Madame de Sade

Madame de Sade

Titre original: 
SadoKohshaku Fujin
Auteur(s): 
Pays d'origine: 
Japon
Éditeur original: 
Shinchosha
Éditeur français: 
Gallimard - NRF - Du monde entier
Date de sortie originale: 
1969
Date de sortie en France: 
1976
Traduction: 
Nobutaka Miura et André Pieyre de Mandiargues
Nombre de pages: 
113
Prix: 
11,5€

Avis

"Ayant lu La philosophie dans le boudoir, qui mélangeait allégrement sexe et philosophie, inutile de dire que j'avais vraiment adhérer à ce "cher marquis".
Alors qu'elle en fut pas ma joie (j'exagère un peu, mais je fus vraiment "positif"), d'apprendre qu'un auteur japonais c'était interressé à ce personnage là.
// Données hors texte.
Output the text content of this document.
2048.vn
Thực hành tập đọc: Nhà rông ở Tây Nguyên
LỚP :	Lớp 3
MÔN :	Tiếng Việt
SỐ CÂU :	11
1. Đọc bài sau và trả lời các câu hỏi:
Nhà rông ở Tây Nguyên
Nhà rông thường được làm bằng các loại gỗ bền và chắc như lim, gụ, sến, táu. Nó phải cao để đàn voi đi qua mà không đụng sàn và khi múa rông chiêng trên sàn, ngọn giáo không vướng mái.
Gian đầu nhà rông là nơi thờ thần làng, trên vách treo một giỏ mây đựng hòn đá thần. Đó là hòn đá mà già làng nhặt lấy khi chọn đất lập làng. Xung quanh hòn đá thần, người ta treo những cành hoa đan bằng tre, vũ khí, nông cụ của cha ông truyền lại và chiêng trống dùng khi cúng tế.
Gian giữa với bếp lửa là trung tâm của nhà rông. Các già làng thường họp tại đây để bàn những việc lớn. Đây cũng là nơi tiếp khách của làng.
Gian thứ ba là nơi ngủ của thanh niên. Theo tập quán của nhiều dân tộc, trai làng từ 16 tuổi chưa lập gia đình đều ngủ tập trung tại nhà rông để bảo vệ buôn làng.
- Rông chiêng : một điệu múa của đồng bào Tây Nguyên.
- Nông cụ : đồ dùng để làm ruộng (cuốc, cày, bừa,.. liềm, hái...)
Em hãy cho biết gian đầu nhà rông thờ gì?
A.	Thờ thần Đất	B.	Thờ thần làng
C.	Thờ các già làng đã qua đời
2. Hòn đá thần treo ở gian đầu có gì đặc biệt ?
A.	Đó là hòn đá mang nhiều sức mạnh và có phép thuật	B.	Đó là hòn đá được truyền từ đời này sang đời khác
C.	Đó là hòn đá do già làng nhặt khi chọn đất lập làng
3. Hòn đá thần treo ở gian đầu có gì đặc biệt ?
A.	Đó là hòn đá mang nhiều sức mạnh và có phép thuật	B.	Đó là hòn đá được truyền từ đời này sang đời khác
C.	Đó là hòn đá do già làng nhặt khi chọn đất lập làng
D'autant qu'il s'agissait de Mishima, celui qui est longtemps resté le seul auteur japonais connu en France (et ça doit toujours être la même situation à présent) J'allais pouvoir joindre l'utile à l'agréable, en me délectant de ma lecture, en vous la faisant partager, et en découvrant un auteur "classique".
Je dois avouer que c'est une pièce que Sade lui même n'aurait pas reniée, tant le ton y est pertinant. Ca ressemble à s'y méprendre à un texte de Sade (qui leur donnait lui aussi une forme théatrale, dans bien des sens), de part l'ambiance, le ton employé, le vocabulaire, et les personnages (la dévergondée, la chaste etc.) Le sexe en moins. Dans le texte de Sade voyez-vous on s'adonne à toute sorte de pratiques qui vont du tripotage, à la sodomie, en passant (avant tout) par une joyeuse partouze chorégraphiée. Ici, on a juste droit à quelques coups de fouets narrés en début de récit. Car ce n'est pas pour rien si cette pièce s'appelle Madame de Sade, puisque son mari n'est pas un des protagonistes. Comem on pouvait s'y attendre c'est elle le personnage principal. 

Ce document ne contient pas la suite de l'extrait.